Just to clarify a few technical issues folks have been talking about:

HASHING

I am somewhat familiar with cc gateways. Generally, to make a cc
purchase your app needs to send a credit card gateway the following
info: credit card number, person's name (as on cc), their billing
address and their card expiry date.

"Hashing" this information makes it useless for this purpose.

A hash, for those of you not up on crypto terms, is an algorithm that
takes a string (of any kind) and reduces it down to a fixed-length
(usually) number. Say for MD5 (the most popular) it would reduce an
n-length string don to just 16 bytes.

You can not retrieve information you have "hash"ed back to the
original string (it's a lossy action). You can only compare hashes to
each and see if they are the same. (If you hash two cc and their
hash's are the same then the cc numbers "probably" the same.)

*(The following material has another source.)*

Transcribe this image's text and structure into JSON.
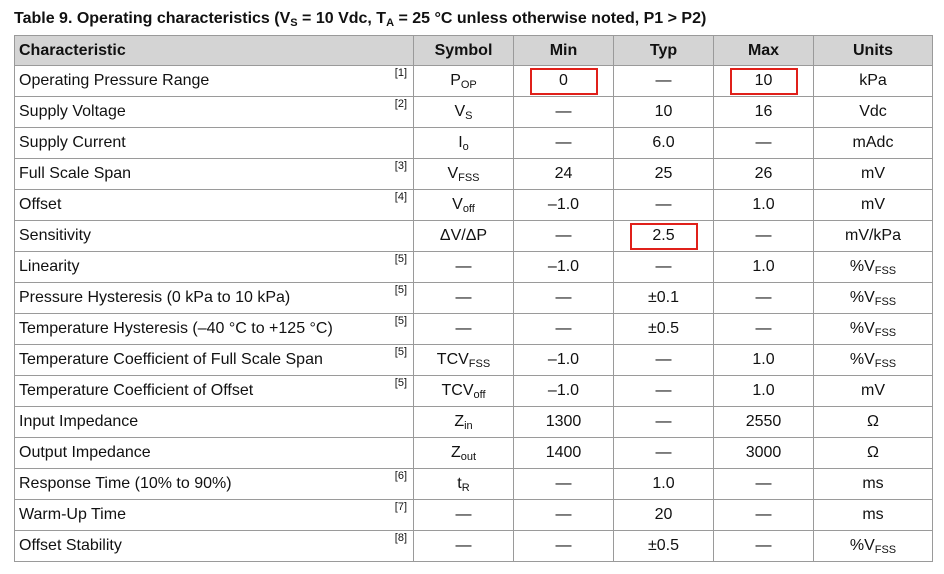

(The type of alg that you can unencrypt the data from is basically
called "symmetric".)

Anyway, again, hashing cc's, etc has no use for this purpose. FYI. 


STORING CC's

I advise again it basically for the possible legal reprecussions if
your site is hack, BUT... 

if you you really have to store for monthly billing's etc, the safest
way is something like: 

Buy a seperate computer. Allow only this computer to talk to the cc
gateway. Allow only other computers on that lan to talk to it. Use a
firewall between them. Set the firewall to the most hard-ass settings
possible.

Now, add software to that computer. Only the bare essentials.
Preferably linux or freebsd with a minimal os install. Apache or
Stronghold.

Now, lastly... you add 1) a database 2) and something to script you
code in (cf or perl or c++, whatever you prefer). This script has
three function: Add, Delete, Submit-to-gateway.

The database has a table consisting of the cc-type I mentioned above
plus an ID field which corresponds to the ID of the customer in your
main database.

When a customer is added (or they change cc's) you send this info to
the firewall's computer and it adds it to it's database. When you need
to bill them you send it the customer's id and the amount. The
computer then looks up their cc info and sends the data to the cc
gateway.

In this fashion even if you main website is completely penetrated by a
hack, then CAN'T ask the firewall'd computer for any of it's cc info.

This is basically the template you want to follow if you're building a
large business, because... even in the remote chance somehow they
manage to penetrate firewall'd computer, from a legal stand-point you
will have done about everything that is humanly possible to safe-guard
that information.

Very usefull if it ever comes up in court.